SANFORD, Fla. - George Zimmerman blinked and barely smiled as a jury found him not guilty of second-degree murder in the fatal shooting of Trayvon Martin.
After more than 15 hours of deliberations, jurors notified the judge Saturday night a little before 10 p.m. that they had reached a decision.
The six-member, all-woman jury began deliberating at 2:30 p.m. Friday after spending part of the day listening to the defense closing arguments and a rebuttal from the prosecution.
Zimmerman was charged with second-degree murder in Martin's death, but jurors also could have chosen manslaughter, but did not despite asking for a clarification of the charge earlier in the evening.
The special state's attorney whose office prosecuted the case against George Zimmerman says she is disappointed a jury found Zimmerman not guilty.

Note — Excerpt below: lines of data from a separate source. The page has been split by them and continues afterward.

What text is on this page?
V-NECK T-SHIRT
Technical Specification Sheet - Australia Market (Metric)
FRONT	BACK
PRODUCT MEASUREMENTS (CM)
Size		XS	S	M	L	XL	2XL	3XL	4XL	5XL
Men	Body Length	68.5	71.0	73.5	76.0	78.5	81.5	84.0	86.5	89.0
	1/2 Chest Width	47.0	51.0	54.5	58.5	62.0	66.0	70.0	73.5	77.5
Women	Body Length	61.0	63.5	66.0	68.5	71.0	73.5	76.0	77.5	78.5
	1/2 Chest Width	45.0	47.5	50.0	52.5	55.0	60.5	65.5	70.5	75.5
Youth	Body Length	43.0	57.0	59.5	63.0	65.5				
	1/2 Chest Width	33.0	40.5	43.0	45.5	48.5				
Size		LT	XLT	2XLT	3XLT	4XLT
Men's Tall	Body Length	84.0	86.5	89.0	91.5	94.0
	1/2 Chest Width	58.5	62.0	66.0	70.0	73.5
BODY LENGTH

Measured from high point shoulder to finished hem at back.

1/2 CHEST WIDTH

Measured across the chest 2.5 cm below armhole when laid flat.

But State Attorney Angela Corey said Saturday night that she believed the charge was appropriate because Zimmerman's mindset "fit the bill of second-degree murder."
Martin's mother and father were not inside the courtroom when the verdict was read, but supporters of Martin's family who had gathered outside the courthouse yelled out "No! No!"
Martin's parents, Tracy Martin and Sybrina Fulton, were reserved but expressed their disappointment. Fulton expressed her faith in God, saying "Lord during my darkest hour I lean on you." Tracy Martin tweeted that he was broken-hearted, but that his faith is "unshattered."
The teen's brother, Jahvaris Fulton, said simply: "Et tu America?" - a reference to the Latin phrase "Et tu, Brute?" known as an expression of betrayal.
After hearing the verdict, Judge Debra Nelson told Zimmerman he was free to go.
Zimmerman's wife, Shellie Zimmerman, had tears in her eyes after the the verdict was read.
Zimmerman's brother, Robert Zimmerman Jr., says his family is relieved that the jury found George Zimmerman not guilty of second-degree murder and manslaughter. He tweeted: "Today ... I'm proud to be an American."
Jurors heard two different portraits of Zimmerman and had to decide whether he was a wannabe cop who took the law into his own hands or a well-meaning neighborhood watch volunteer who shot the unarmed teenager in self-defense because he feared for his life.
The case drew massive protests after a 44-day delay in Zimmerman's arrest. Demonstrators demanded Zimmerman's arrest.
The police chief in Sanford, where Martin was shot and where the trial is being held, urged peace after the verdict is read.